Un arbre à soi
Parfois, c’est l’auteur ou le titre qui nous font choisir un livre et d’autres fois, c’est la couverture. C’est la cas pour celui-là. En cette période caniculaire de ce mois d’août 2025, je l’ai trouvée rafraîchissante. Mais comme je ne connais pas l’écrivaine, je n’avais pas d’attentes particulières. Mais ce fut au final une révélation. J’ai eu l’impression que ce livre parlait de moi, car moi aussi je me suis effacée pour mes enfants et mon mari. Ce n’est pas une jérémiade, mais un fait, que j’expose sans regrets. Alors je me suis reconnue, mais j’ai aussi reconnue des amies mères, qui ont mis leurs ambitions et envies de côtés pour être une mère et une épouse qui s’approche au mieux d’un semblant de perfection. Pour toujours être là, présente pour les enfants et l’époux quitte à n’être pas là pour soi-même. Alors, je répète que c’est sans regret. J’ai des filles que j’adore et un mari que j’aime depuis une trentaine d’années. Mais quand même, on ne peut se demander ce que la vie aurait été si on avait choisi ce chemin qui nous était tracé avant leurs apparitions.
J’ai mis de côté quelques passages qui m’ont ébranlé tant elle collait à mon existence de mère et sans doute que nous sommes nombreuses à y voir le reflet de notre vie :
Toute mère est plus qu’un arbre : à elle seule, une forêt. Qui rafraîchit humidifie ombrage. Qui abrite recèle protège cache. Qui gronde menace souffle punit.
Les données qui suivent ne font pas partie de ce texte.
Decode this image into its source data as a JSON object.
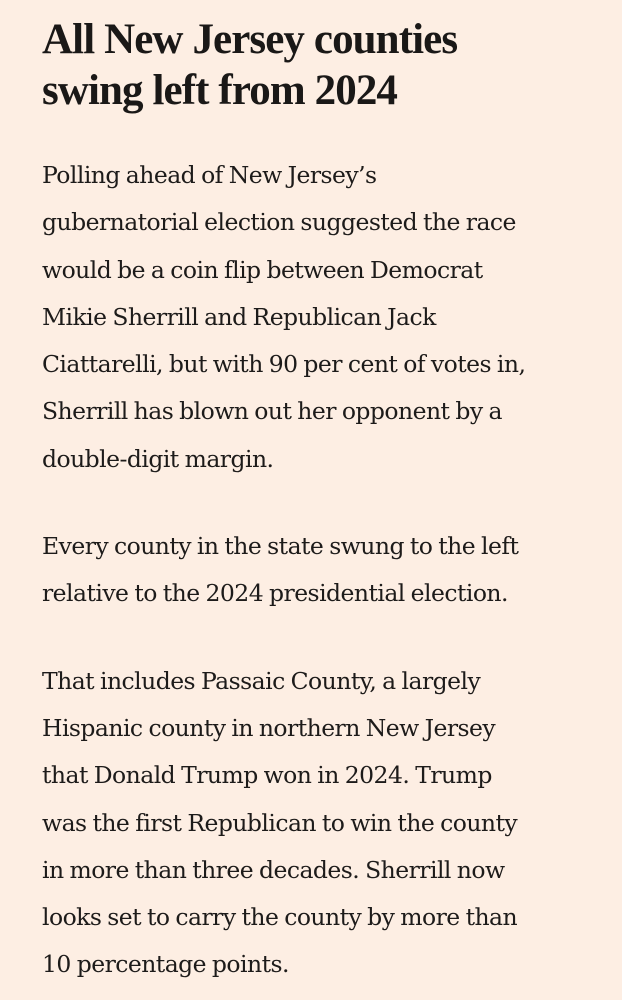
{
  "article": {
    "headline": {
      "lines": [
        "All New Jersey counties",
        "swing left from 2024"
      ]
    },
    "paragraphs": [
      {
        "lines": [
          "Polling ahead of New Jersey’s",
          "gubernatorial election suggested the race",
          "would be a coin flip between Democrat",
          "Mikie Sherrill and Republican Jack",
          "Ciattarelli, but with 90 per cent of votes in,",
          "Sherrill has blown out her opponent by a",
          "double-digit margin."
        ]
      },
      {
        "lines": [
          "Every county in the state swung to the left",
          "relative to the 2024 presidential election."
        ]
      },
      {
        "lines": [
          "That includes Passaic County, a largely",
          "Hispanic county in northern New Jersey",
          "that Donald Trump won in 2024. Trump",
          "was the first Republican to win the county",
          "in more than three decades. Sherrill now",
          "looks set to carry the county by more than",
          "10 percentage points."
        ]
      }
    ]
  },
  "colors": {
    "background": "#FDEEE3",
    "text": "#1a1817"
  }
}
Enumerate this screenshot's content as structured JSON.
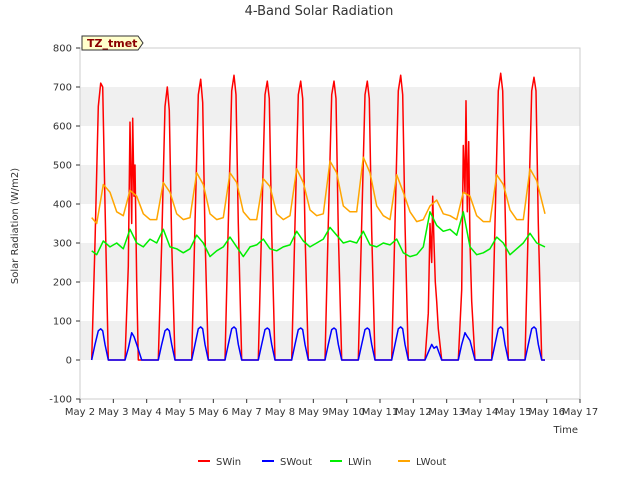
{
  "chart_data": {
    "type": "line",
    "title": "4-Band Solar Radiation",
    "site_label": "TZ_tmet",
    "xlabel": "Time",
    "ylabel": "Solar Radiation (W/m2)",
    "ylim": [
      -100,
      800
    ],
    "yticks": [
      -100,
      0,
      100,
      200,
      300,
      400,
      500,
      600,
      700,
      800
    ],
    "xlim": [
      2,
      17
    ],
    "xticks": [
      {
        "day": 2,
        "label": "May 2"
      },
      {
        "day": 3,
        "label": "May 3"
      },
      {
        "day": 4,
        "label": "May 4"
      },
      {
        "day": 5,
        "label": "May 5"
      },
      {
        "day": 6,
        "label": "May 6"
      },
      {
        "day": 7,
        "label": "May 7"
      },
      {
        "day": 8,
        "label": "May 8"
      },
      {
        "day": 9,
        "label": "May 9"
      },
      {
        "day": 10,
        "label": "May 10"
      },
      {
        "day": 11,
        "label": "May 11"
      },
      {
        "day": 12,
        "label": "May 12"
      },
      {
        "day": 13,
        "label": "May 13"
      },
      {
        "day": 14,
        "label": "May 14"
      },
      {
        "day": 15,
        "label": "May 15"
      },
      {
        "day": 16,
        "label": "May 16"
      },
      {
        "day": 17,
        "label": "May 17"
      }
    ],
    "grid": "horizontal bands",
    "legend_position": "bottom",
    "x_unit": "day of May 2021-style calendar (fractional day)",
    "series": [
      {
        "name": "SWin",
        "color": "#ff0000",
        "x": [
          2.35,
          2.45,
          2.55,
          2.62,
          2.68,
          2.75,
          2.85,
          2.95,
          3.35,
          3.45,
          3.5,
          3.55,
          3.58,
          3.62,
          3.65,
          3.7,
          3.75,
          3.85,
          4.35,
          4.45,
          4.55,
          4.62,
          4.68,
          4.75,
          4.85,
          5.35,
          5.45,
          5.55,
          5.62,
          5.68,
          5.75,
          5.85,
          6.35,
          6.45,
          6.55,
          6.62,
          6.68,
          6.75,
          6.85,
          7.35,
          7.45,
          7.55,
          7.62,
          7.68,
          7.75,
          7.85,
          8.35,
          8.45,
          8.55,
          8.62,
          8.68,
          8.75,
          8.85,
          9.35,
          9.45,
          9.55,
          9.62,
          9.68,
          9.75,
          9.85,
          10.35,
          10.45,
          10.55,
          10.62,
          10.68,
          10.75,
          10.85,
          11.35,
          11.45,
          11.55,
          11.62,
          11.68,
          11.75,
          11.85,
          12.35,
          12.45,
          12.5,
          12.55,
          12.58,
          12.62,
          12.66,
          12.7,
          12.75,
          12.85,
          13.35,
          13.45,
          13.5,
          13.55,
          13.58,
          13.62,
          13.66,
          13.7,
          13.75,
          13.85,
          14.35,
          14.45,
          14.55,
          14.62,
          14.68,
          14.75,
          14.85,
          15.35,
          15.45,
          15.55,
          15.62,
          15.68,
          15.75,
          15.85,
          15.95
        ],
        "y": [
          0,
          300,
          650,
          710,
          700,
          400,
          0,
          0,
          0,
          240,
          610,
          350,
          620,
          420,
          500,
          200,
          0,
          0,
          0,
          300,
          650,
          700,
          640,
          300,
          0,
          0,
          350,
          680,
          720,
          660,
          320,
          0,
          0,
          350,
          690,
          730,
          680,
          350,
          0,
          0,
          350,
          680,
          715,
          670,
          330,
          0,
          0,
          350,
          680,
          715,
          670,
          330,
          0,
          0,
          350,
          680,
          715,
          670,
          330,
          0,
          0,
          350,
          680,
          715,
          670,
          330,
          0,
          0,
          350,
          690,
          730,
          680,
          350,
          0,
          0,
          120,
          350,
          250,
          420,
          300,
          200,
          150,
          80,
          0,
          0,
          180,
          550,
          430,
          665,
          380,
          560,
          300,
          150,
          0,
          0,
          350,
          690,
          735,
          690,
          400,
          0,
          0,
          350,
          690,
          725,
          690,
          350,
          0,
          0
        ],
        "values": [
          0,
          300,
          650,
          710,
          700,
          400,
          0,
          0,
          0,
          240,
          610,
          350,
          620,
          420,
          500,
          200,
          0,
          0,
          0,
          300,
          650,
          700,
          640,
          300,
          0,
          0,
          350,
          680,
          720,
          660,
          320,
          0,
          0,
          350,
          690,
          730,
          680,
          350,
          0,
          0,
          350,
          680,
          715,
          670,
          330,
          0,
          0,
          350,
          680,
          715,
          670,
          330,
          0,
          0,
          350,
          680,
          715,
          670,
          330,
          0,
          0,
          350,
          680,
          715,
          670,
          330,
          0,
          0,
          350,
          690,
          730,
          680,
          350,
          0,
          0,
          120,
          350,
          250,
          420,
          300,
          200,
          150,
          80,
          0,
          0,
          180,
          550,
          430,
          665,
          380,
          560,
          300,
          150,
          0,
          0,
          350,
          690,
          735,
          690,
          400,
          0,
          0,
          350,
          690,
          725,
          690,
          350,
          0,
          0
        ]
      },
      {
        "name": "SWout",
        "color": "#0000ff",
        "x": [
          2.35,
          2.45,
          2.55,
          2.62,
          2.68,
          2.75,
          2.85,
          2.95,
          3.35,
          3.45,
          3.55,
          3.62,
          3.7,
          3.85,
          4.35,
          4.45,
          4.55,
          4.62,
          4.68,
          4.75,
          4.85,
          5.35,
          5.45,
          5.55,
          5.62,
          5.68,
          5.75,
          5.85,
          6.35,
          6.45,
          6.55,
          6.62,
          6.68,
          6.75,
          6.85,
          7.35,
          7.45,
          7.55,
          7.62,
          7.68,
          7.75,
          7.85,
          8.35,
          8.45,
          8.55,
          8.62,
          8.68,
          8.75,
          8.85,
          9.35,
          9.45,
          9.55,
          9.62,
          9.68,
          9.75,
          9.85,
          10.35,
          10.45,
          10.55,
          10.62,
          10.68,
          10.75,
          10.85,
          11.35,
          11.45,
          11.55,
          11.62,
          11.68,
          11.75,
          11.85,
          12.35,
          12.45,
          12.55,
          12.62,
          12.7,
          12.85,
          13.35,
          13.45,
          13.55,
          13.62,
          13.7,
          13.85,
          14.35,
          14.45,
          14.55,
          14.62,
          14.68,
          14.75,
          14.85,
          15.35,
          15.45,
          15.55,
          15.62,
          15.68,
          15.75,
          15.85,
          15.95
        ],
        "y": [
          0,
          40,
          75,
          80,
          75,
          40,
          0,
          0,
          0,
          30,
          70,
          60,
          40,
          0,
          0,
          40,
          75,
          80,
          75,
          40,
          0,
          0,
          40,
          80,
          85,
          80,
          40,
          0,
          0,
          40,
          80,
          85,
          80,
          40,
          0,
          0,
          40,
          78,
          82,
          78,
          40,
          0,
          0,
          40,
          78,
          82,
          78,
          40,
          0,
          0,
          40,
          78,
          82,
          78,
          40,
          0,
          0,
          40,
          78,
          82,
          78,
          40,
          0,
          0,
          40,
          80,
          85,
          80,
          40,
          0,
          0,
          20,
          40,
          30,
          35,
          0,
          0,
          40,
          70,
          60,
          50,
          0,
          0,
          40,
          80,
          85,
          80,
          40,
          0,
          0,
          40,
          80,
          85,
          80,
          40,
          0,
          0
        ],
        "values": [
          0,
          40,
          75,
          80,
          75,
          40,
          0,
          0,
          0,
          30,
          70,
          60,
          40,
          0,
          0,
          40,
          75,
          80,
          75,
          40,
          0,
          0,
          40,
          80,
          85,
          80,
          40,
          0,
          0,
          40,
          80,
          85,
          80,
          40,
          0,
          0,
          40,
          78,
          82,
          78,
          40,
          0,
          0,
          40,
          78,
          82,
          78,
          40,
          0,
          0,
          40,
          78,
          82,
          78,
          40,
          0,
          0,
          40,
          78,
          82,
          78,
          40,
          0,
          0,
          40,
          80,
          85,
          80,
          40,
          0,
          0,
          20,
          40,
          30,
          35,
          0,
          0,
          40,
          70,
          60,
          50,
          0,
          0,
          40,
          80,
          85,
          80,
          40,
          0,
          0,
          40,
          80,
          85,
          80,
          40,
          0,
          0
        ]
      },
      {
        "name": "LWin",
        "color": "#00ee00",
        "x": [
          2.35,
          2.5,
          2.7,
          2.9,
          3.1,
          3.3,
          3.5,
          3.7,
          3.9,
          4.1,
          4.3,
          4.5,
          4.7,
          4.9,
          5.1,
          5.3,
          5.5,
          5.7,
          5.9,
          6.1,
          6.3,
          6.5,
          6.7,
          6.9,
          7.1,
          7.3,
          7.5,
          7.7,
          7.9,
          8.1,
          8.3,
          8.5,
          8.7,
          8.9,
          9.1,
          9.3,
          9.5,
          9.7,
          9.9,
          10.1,
          10.3,
          10.5,
          10.7,
          10.9,
          11.1,
          11.3,
          11.5,
          11.7,
          11.9,
          12.1,
          12.3,
          12.5,
          12.7,
          12.9,
          13.1,
          13.3,
          13.5,
          13.7,
          13.9,
          14.1,
          14.3,
          14.5,
          14.7,
          14.9,
          15.1,
          15.3,
          15.5,
          15.7,
          15.95
        ],
        "y": [
          280,
          270,
          305,
          290,
          300,
          285,
          335,
          300,
          290,
          310,
          300,
          335,
          290,
          285,
          275,
          285,
          320,
          300,
          265,
          280,
          290,
          315,
          290,
          265,
          290,
          295,
          310,
          285,
          280,
          290,
          295,
          330,
          305,
          290,
          300,
          310,
          340,
          320,
          300,
          305,
          300,
          330,
          295,
          290,
          300,
          295,
          310,
          275,
          265,
          270,
          290,
          380,
          345,
          330,
          335,
          320,
          380,
          290,
          270,
          275,
          285,
          315,
          300,
          270,
          285,
          300,
          325,
          300,
          290
        ],
        "values": [
          280,
          270,
          305,
          290,
          300,
          285,
          335,
          300,
          290,
          310,
          300,
          335,
          290,
          285,
          275,
          285,
          320,
          300,
          265,
          280,
          290,
          315,
          290,
          265,
          290,
          295,
          310,
          285,
          280,
          290,
          295,
          330,
          305,
          290,
          300,
          310,
          340,
          320,
          300,
          305,
          300,
          330,
          295,
          290,
          300,
          295,
          310,
          275,
          265,
          270,
          290,
          380,
          345,
          330,
          335,
          320,
          380,
          290,
          270,
          275,
          285,
          315,
          300,
          270,
          285,
          300,
          325,
          300,
          290
        ]
      },
      {
        "name": "LWout",
        "color": "#ffa500",
        "x": [
          2.35,
          2.5,
          2.7,
          2.9,
          3.1,
          3.3,
          3.5,
          3.7,
          3.9,
          4.1,
          4.3,
          4.5,
          4.7,
          4.9,
          5.1,
          5.3,
          5.5,
          5.7,
          5.9,
          6.1,
          6.3,
          6.5,
          6.7,
          6.9,
          7.1,
          7.3,
          7.5,
          7.7,
          7.9,
          8.1,
          8.3,
          8.5,
          8.7,
          8.9,
          9.1,
          9.3,
          9.5,
          9.7,
          9.9,
          10.1,
          10.3,
          10.5,
          10.7,
          10.9,
          11.1,
          11.3,
          11.5,
          11.7,
          11.9,
          12.1,
          12.3,
          12.5,
          12.7,
          12.9,
          13.1,
          13.3,
          13.5,
          13.7,
          13.9,
          14.1,
          14.3,
          14.5,
          14.7,
          14.9,
          15.1,
          15.3,
          15.5,
          15.7,
          15.95
        ],
        "y": [
          365,
          350,
          450,
          430,
          380,
          370,
          435,
          420,
          375,
          360,
          360,
          455,
          430,
          375,
          360,
          365,
          480,
          450,
          375,
          360,
          365,
          480,
          455,
          380,
          360,
          360,
          465,
          445,
          375,
          360,
          370,
          490,
          455,
          385,
          370,
          375,
          510,
          480,
          395,
          380,
          380,
          520,
          480,
          395,
          370,
          360,
          475,
          430,
          380,
          355,
          360,
          395,
          410,
          375,
          370,
          360,
          430,
          420,
          370,
          355,
          355,
          475,
          450,
          385,
          360,
          360,
          490,
          460,
          375
        ],
        "values": [
          365,
          350,
          450,
          430,
          380,
          370,
          435,
          420,
          375,
          360,
          360,
          455,
          430,
          375,
          360,
          365,
          480,
          450,
          375,
          360,
          365,
          480,
          455,
          380,
          360,
          360,
          465,
          445,
          375,
          360,
          370,
          490,
          455,
          385,
          370,
          375,
          510,
          480,
          395,
          380,
          380,
          520,
          480,
          395,
          370,
          360,
          475,
          430,
          380,
          355,
          360,
          395,
          410,
          375,
          370,
          360,
          430,
          420,
          370,
          355,
          355,
          475,
          450,
          385,
          360,
          360,
          490,
          460,
          375
        ]
      }
    ]
  }
}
Qui murmure chante invente sourit. Qui passe derrière tout le monde, tout le temps. Et pense à tout ce qui concerne les autres, parce qu’ils n’en font pas l’effort, parce qu’ils savent bien que je serai là pour leur servir de pense-bête, ainsi que je l’ai toujours fait.
Renoncer aux choses est moins difficile qu’on ne croit : le tout est de commencer. Une fois qu’on est arrivé à faire abstraction de quelque chose qu’on croyait essentiel, on s’aperçoit qu’on peut se passer aussi d’autre chose, et puis encore de beaucoup de choses.
Une chambre à soi, énonçait Virginia Woolf, est nécessaire à toute femme pour écrire. Parce que nécessaire à toute femme pour penser. Et penser est indispensable pour inventer. Imaginer. Créer. Plonger dans la fiction. Trouver son langage. Autrement, on n’écrit que des listes. Virginia Woolf affirmait qu’une femme voulant écrire devait tuer la fée du logis en elle.